New York: An injectable drug widely used for the treatment of type 2 diabetes along with controlled diet and proper exercise plan is likely to lead to major health improvements, suggests a new research.
Adding 3.0 mg of liraglutide for three years to a controlled diet may lower the risk of type 2 diabetes and cardiometabolic risk factors -- chances of having diabetes, heart disease or stroke.
Overall, 66 percent of the study participants taking liraglutide displayed a normal concentration of sugar in the blood, compared with 36 percent of those on placebo.
The results showed that blood glucose levels of the group that underwent liraglutide prescription dropped to normal and their waist circumference was found to be smaller.

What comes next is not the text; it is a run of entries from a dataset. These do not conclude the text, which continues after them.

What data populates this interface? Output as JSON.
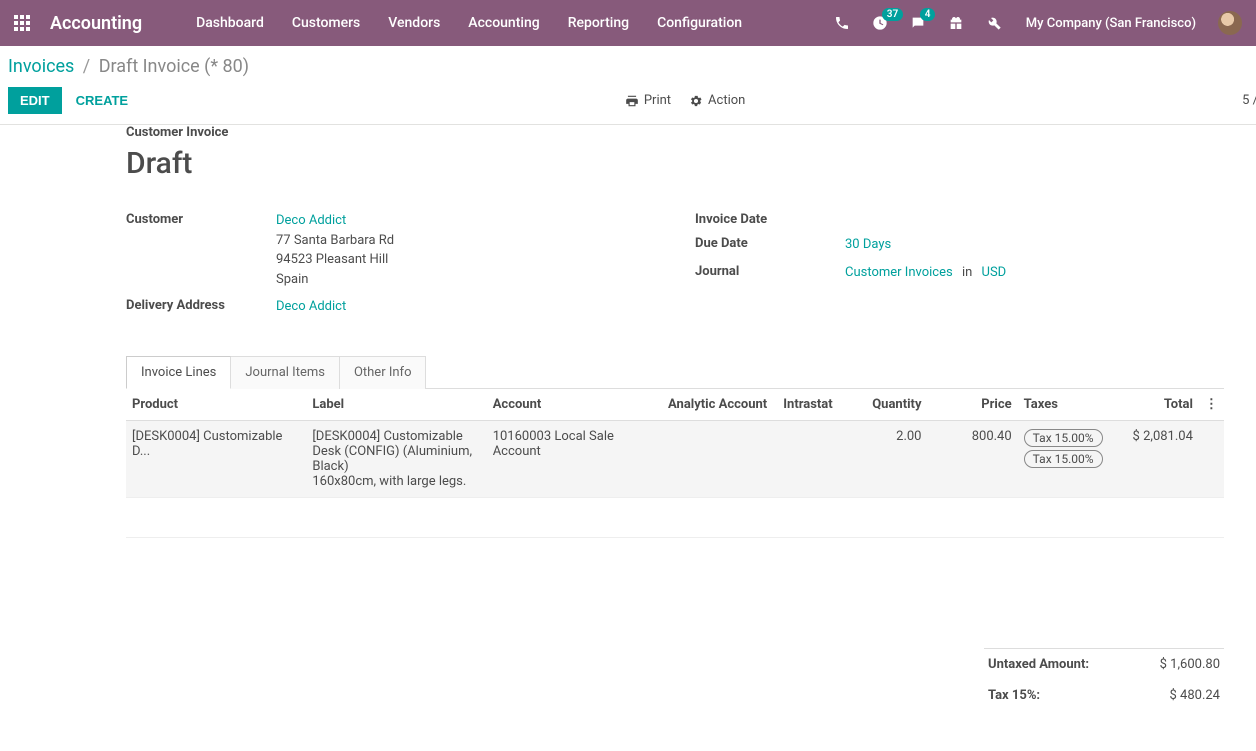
{
  "topbar": {
    "brand": "Accounting",
    "menu": [
      "Dashboard",
      "Customers",
      "Vendors",
      "Accounting",
      "Reporting",
      "Configuration"
    ],
    "activity_badge": "37",
    "chat_badge": "4",
    "company": "My Company (San Francisco)"
  },
  "breadcrumb": {
    "root": "Invoices",
    "current": "Draft Invoice (* 80)"
  },
  "buttons": {
    "edit": "EDIT",
    "create": "CREATE",
    "print": "Print",
    "action": "Action"
  },
  "pager": "5 /",
  "doc": {
    "type_label": "Customer Invoice",
    "status": "Draft",
    "customer_label": "Customer",
    "customer_name": "Deco Addict",
    "customer_addr1": "77 Santa Barbara Rd",
    "customer_addr2": "94523 Pleasant Hill",
    "customer_country": "Spain",
    "delivery_label": "Delivery Address",
    "delivery_name": "Deco Addict",
    "invdate_label": "Invoice Date",
    "duedate_label": "Due Date",
    "duedate_value": "30 Days",
    "journal_label": "Journal",
    "journal_name": "Customer Invoices",
    "journal_in": "in",
    "journal_currency": "USD"
  },
  "tabs": [
    "Invoice Lines",
    "Journal Items",
    "Other Info"
  ],
  "headers": {
    "product": "Product",
    "label": "Label",
    "account": "Account",
    "analytic": "Analytic Account",
    "intrastat": "Intrastat",
    "quantity": "Quantity",
    "price": "Price",
    "taxes": "Taxes",
    "total": "Total"
  },
  "line": {
    "product": "[DESK0004] Customizable D...",
    "label_l1": "[DESK0004] Customizable Desk (CONFIG) (Aluminium, Black)",
    "label_l2": "160x80cm, with large legs.",
    "account": "10160003 Local Sale Account",
    "quantity": "2.00",
    "price": "800.40",
    "tax1": "Tax 15.00%",
    "tax2": "Tax 15.00%",
    "total": "$ 2,081.04"
  },
  "totals": {
    "untaxed_label": "Untaxed Amount:",
    "untaxed_value": "$ 1,600.80",
    "tax_label": "Tax 15%:",
    "tax_value": "$ 480.24"
  }
}
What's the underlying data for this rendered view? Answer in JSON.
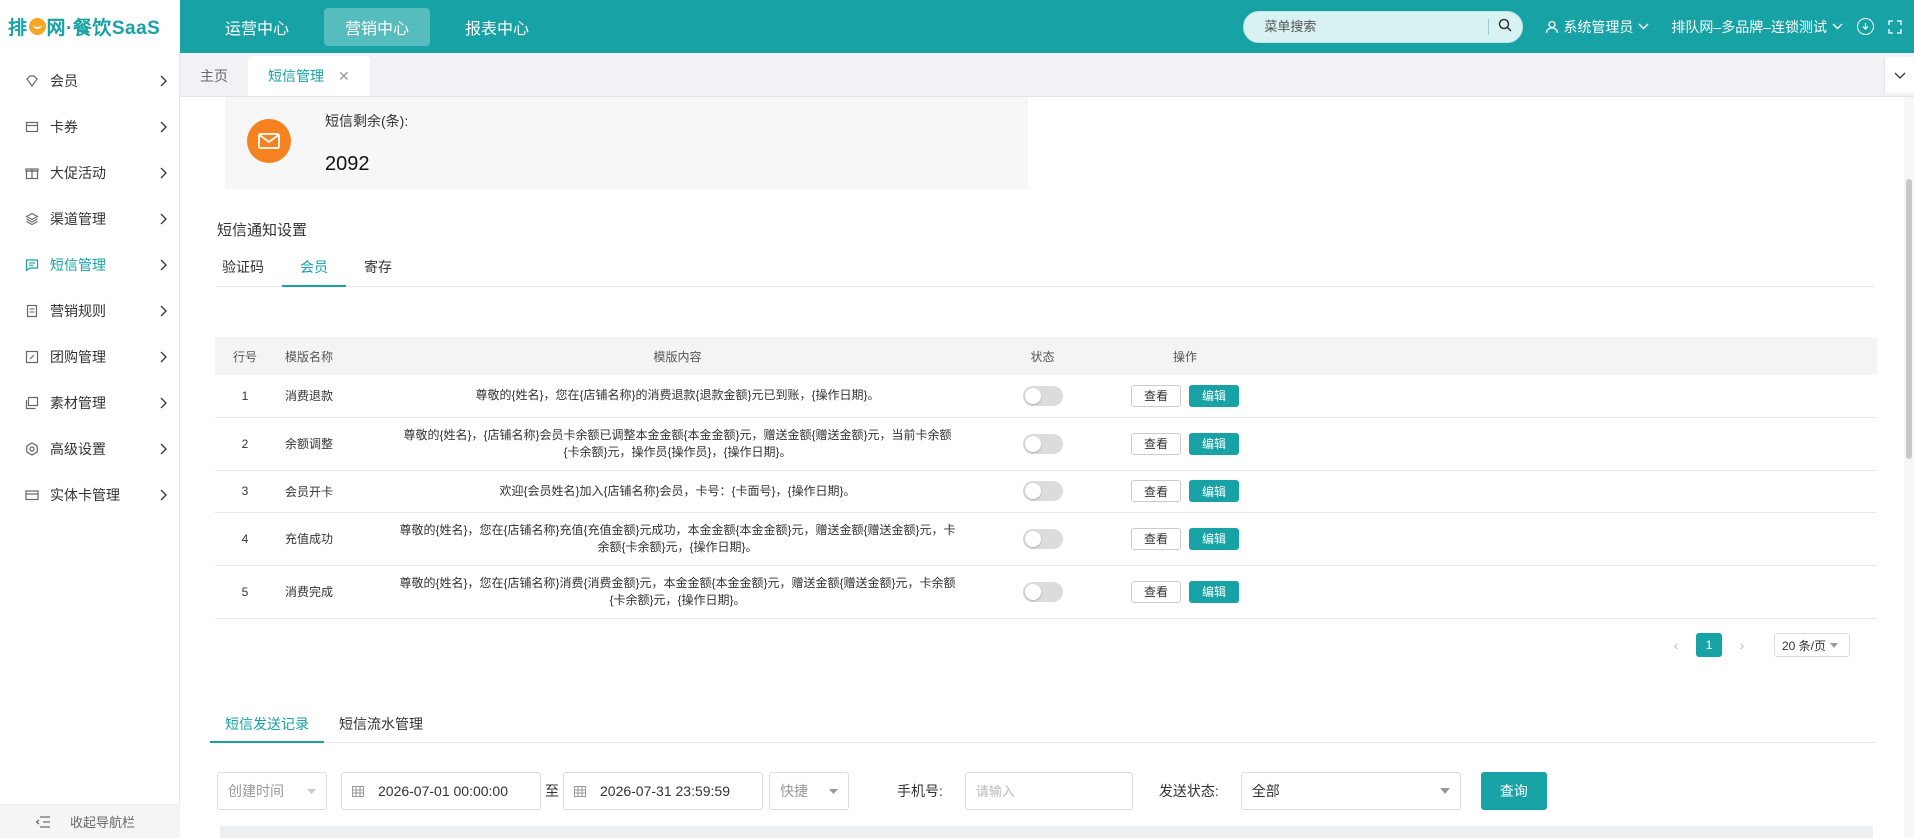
{
  "app": {
    "logo_text_a": "排队",
    "logo_text_b": "网·餐饮SaaS"
  },
  "topnav": {
    "items": [
      {
        "label": "运营中心"
      },
      {
        "label": "营销中心"
      },
      {
        "label": "报表中心"
      }
    ],
    "search_placeholder": "菜单搜索",
    "user": "系统管理员",
    "store": "排队网–多品牌–连锁测试"
  },
  "sidebar": {
    "items": [
      {
        "label": "会员"
      },
      {
        "label": "卡券"
      },
      {
        "label": "大促活动"
      },
      {
        "label": "渠道管理"
      },
      {
        "label": "短信管理"
      },
      {
        "label": "营销规则"
      },
      {
        "label": "团购管理"
      },
      {
        "label": "素材管理"
      },
      {
        "label": "高级设置"
      },
      {
        "label": "实体卡管理"
      }
    ],
    "collapse_label": "收起导航栏"
  },
  "page_tabs": [
    {
      "label": "主页"
    },
    {
      "label": "短信管理"
    }
  ],
  "sms_card": {
    "label": "短信剩余(条):",
    "count": "2092"
  },
  "notify_section": {
    "title": "短信通知设置",
    "tabs": [
      {
        "label": "验证码"
      },
      {
        "label": "会员"
      },
      {
        "label": "寄存"
      }
    ]
  },
  "table": {
    "headers": [
      "行号",
      "模版名称",
      "模版内容",
      "状态",
      "操作"
    ],
    "view_label": "查看",
    "edit_label": "编辑",
    "rows": [
      {
        "no": "1",
        "name": "消费退款",
        "content": "尊敬的{姓名}，您在{店铺名称}的消费退款{退款金额}元已到账，{操作日期}。"
      },
      {
        "no": "2",
        "name": "余额调整",
        "content": "尊敬的{姓名}，{店铺名称}会员卡余额已调整本金金额{本金金额}元，赠送金额{赠送金额}元，当前卡余额{卡余额}元，操作员{操作员}，{操作日期}。"
      },
      {
        "no": "3",
        "name": "会员开卡",
        "content": "欢迎{会员姓名}加入{店铺名称}会员，卡号：{卡面号}，{操作日期}。"
      },
      {
        "no": "4",
        "name": "充值成功",
        "content": "尊敬的{姓名}，您在{店铺名称}充值{充值金额}元成功，本金金额{本金金额}元，赠送金额{赠送金额}元，卡余额{卡余额}元，{操作日期}。"
      },
      {
        "no": "5",
        "name": "消费完成",
        "content": "尊敬的{姓名}，您在{店铺名称}消费{消费金额}元，本金金额{本金金额}元，赠送金额{赠送金额}元，卡余额{卡余额}元，{操作日期}。"
      }
    ]
  },
  "pagination": {
    "current_page": "1",
    "page_size": "20 条/页"
  },
  "log_tabs": [
    {
      "label": "短信发送记录"
    },
    {
      "label": "短信流水管理"
    }
  ],
  "filter": {
    "time_type": "创建时间",
    "start": "2026-07-01 00:00:00",
    "to": "至",
    "end": "2026-07-31 23:59:59",
    "quick": "快捷",
    "phone_label": "手机号:",
    "phone_placeholder": "请输入",
    "status_label": "发送状态:",
    "status_value": "全部",
    "query_label": "查询"
  },
  "colors": {
    "primary": "#17a2a6",
    "sms_icon": "#f5821f"
  }
}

Further, there was a significant decrease found in their cardiometabolic risk factors, including systolic blood pressure and some fasting lipids and cardiovascular biomarkers.
"Treatment with liraglutide 3.0 mg for three years, combined with a reduced-calorie diet and increased physical activity, can help people to not only lose weight, but also reduce the risk of Type 2 diabetes,” said lead study author Ken Fujioka, director of nutrition and metabolic research Scripps Research Institute in California, US.
Over a three-year period, the researchers studied 2,254 overweight and obese adults whose average age was around 48 years and who also had either high cholesterol or high blood pressure, or both.
They randomly assigned 1,505 participants to treatment with liraglutide 3.0 mg and 749 participants to treatment with placebo.
All patients were put on a 500-calorie-per-day diet and a 150-minute-per-week physical activity program, and they were given counselling.
After three years, those taking liraglutide lost weight and lowered their risk of Type 2 diabetes.
The results were presented at the ENDO 2016, the annual meeting of the Endocrine Society in Boston, US.